Understanding ‘gross estate’ as it applies to taxes after death

When tax time rolls around in New York, diligent tax filers sometimes run across terms that leave them scratching their heads. One example is “gross estate,” which simply refers to all of the property owned by a person at the time of their death. This includes bank accounts, stocks and even exchanges or transfers made without adequate and full consideration, which is another way of saying gifts.

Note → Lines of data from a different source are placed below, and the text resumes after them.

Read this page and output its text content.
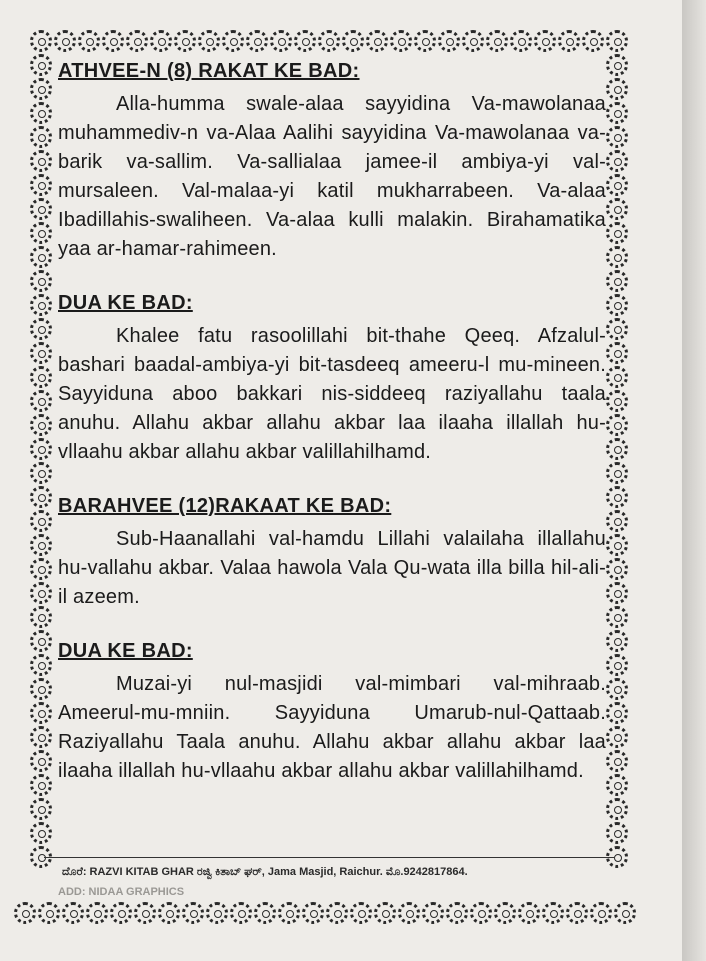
ATHVEE-N (8) RAKAT KE BAD:

Alla-humma swale-alaa sayyidina Va-mawolanaa muhammediv-n va-Alaa Aalihi sayyidina Va-mawolanaa va-barik va-sallim. Va-sallialaa jamee-il ambiya-yi val-mursaleen. Val-malaa-yi katil mukharrabeen. Va-alaa Ibadillahis-swaliheen. Va-alaa kulli malakin. Birahamatika yaa ar-hamar-rahimeen.

DUA KE BAD:

Khalee fatu rasoolillahi bit-thahe Qeeq. Afzalul-bashari baadal-ambiya-yi bit-tasdeeq ameeru-l mu-mineen. Sayyiduna aboo bakkari nis-siddeeq raziyallahu taala anuhu. Allahu akbar allahu akbar laa ilaaha illallah hu-vllaahu akbar allahu akbar valillahilhamd.

BARAHVEE (12)RAKAAT KE BAD:

Sub-Haanallahi val-hamdu Lillahi valailaha illallahu hu-vallahu akbar. Valaa hawola Vala Qu-wata illa billa hil-ali-il azeem.

DUA KE BAD:

Muzai-yi nul-masjidi val-mimbari val-mihraab. Ameerul-mu-mniin. Sayyiduna Umarub-nul-Qattaab. Raziyallahu Taala anuhu. Allahu akbar allahu akbar laa ilaaha illallah hu-vllaahu akbar allahu akbar valillahilhamd.

ದೊರೆ: RAZVI KITAB GHAR ರಜ್ವಿ ಕಿತಾಬ್ ಘರ್, Jama Masjid, Raichur. ಮೊ.9242817864.
ADD: NIDAA GRAPHICS
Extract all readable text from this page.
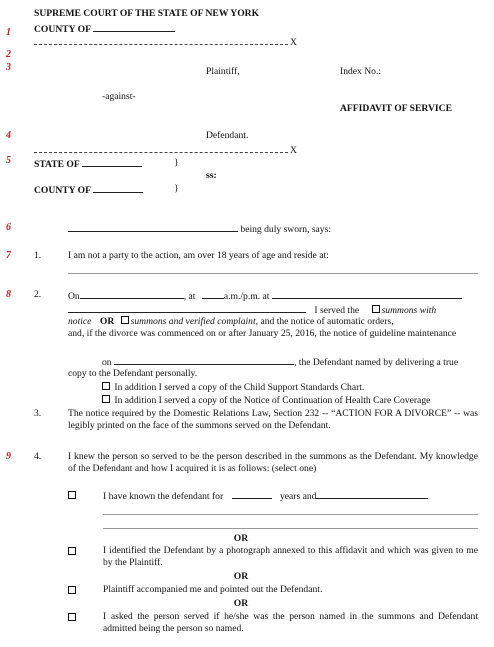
1
2
3
4
5
6
7
8
9
SUPREME COURT OF THE STATE OF NEW YORK
COUNTY OF
X
Plaintiff,	Index No.:
-against-
AFFIDAVIT OF SERVICE
Defendant.
X
STATE OF	}
ss:
COUNTY OF	}
being duly sworn, says:
1.	I am not a party to the action, am over 18 years of age and reside at:
2.	On	, at	a.m./p.m. at
I served the summons with
notice OR summons and verified complaint, and the notice of automatic orders,
and, if the divorce was commenced on or after January 25, 2016, the notice of guideline maintenance
on	, the Defendant named by delivering a true
copy to the Defendant personally.
In addition I served a copy of the Child Support Standards Chart.
In addition I served a copy of the Notice of Continuation of Health Care Coverage
3.	The notice required by the Domestic Relations Law, Section 232 -- “ACTION FOR A DIVORCE” -- was legibly printed on the face of the summons served on the Defendant.
4.	I knew the person so served to be the person described in the summons as the Defendant. My knowledge of the Defendant and how I acquired it is as follows: (select one)
I have known the defendant for	years and
OR
I identified the Defendant by a photograph annexed to this affidavit and which was given to me by the Plaintiff.
OR
Plaintiff accompanied me and pointed out the Defendant.
OR
I asked the person served if he/she was the person named in the summons and Defendant admitted being the person so named.
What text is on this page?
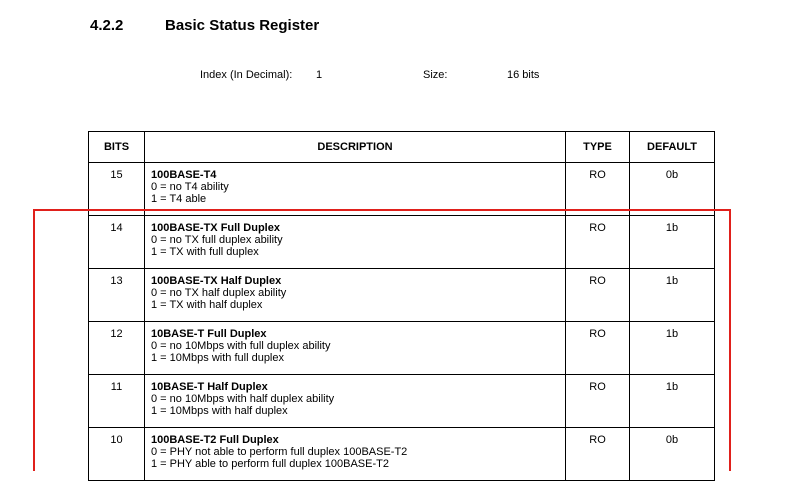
4.2.2	Basic Status Register
Index (In Decimal): 1	Size:	16 bits
BITS	DESCRIPTION	TYPE	DEFAULT
15	100BASE-T4
0 = no T4 ability
1 = T4 able	RO	0b
14	100BASE-TX Full Duplex
0 = no TX full duplex ability
1 = TX with full duplex	RO	1b
13	100BASE-TX Half Duplex
0 = no TX half duplex ability
1 = TX with half duplex	RO	1b
12	10BASE-T Full Duplex
0 = no 10Mbps with full duplex ability
1 = 10Mbps with full duplex	RO	1b
11	10BASE-T Half Duplex
0 = no 10Mbps with half duplex ability
1 = 10Mbps with half duplex	RO	1b
10	100BASE-T2 Full Duplex
0 = PHY not able to perform full duplex 100BASE-T2
1 = PHY able to perform full duplex 100BASE-T2	RO	0b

The term gross estate also applies to “real property” within the United States and the same type of property outside of the country. Certain types of community property, annuities and joint assets that include the right of survivorship are also included. Under certain circumstances, some life insurance proceeds, including ones payable to beneficiaries other than the deceased individual’s estate, may be considered gross estate for tax purposes.

A Form 706 needs to be filed by an executor if the decedent’s gross estate plus exemptions for taxable gifts is higher than federal estate tax exemption. This form usually has to be filed even if no tax is due although there are some exceptions for transfers for between spouses. The gift tax exemption specifically refers to allowable gifts made by the decadent; the adjustment for taxable gifts refers to any period after the end of 1976. As for the federal estate tax exemption, this amount has significantly increased under the Tax Cuts and Jobs Acts. Limits are adjusted annually for inflation.

Any estate taxes owed when a Form 706 is filed must be paid by the executor within nine months of the estate owner’s death. If more time is needed, a probate and estate administration attorney may recommend seeking an automatic six-month extension. For living individuals wishing to ease post-death tax burdens for loved ones, a lawyer might suggest setting up a trust.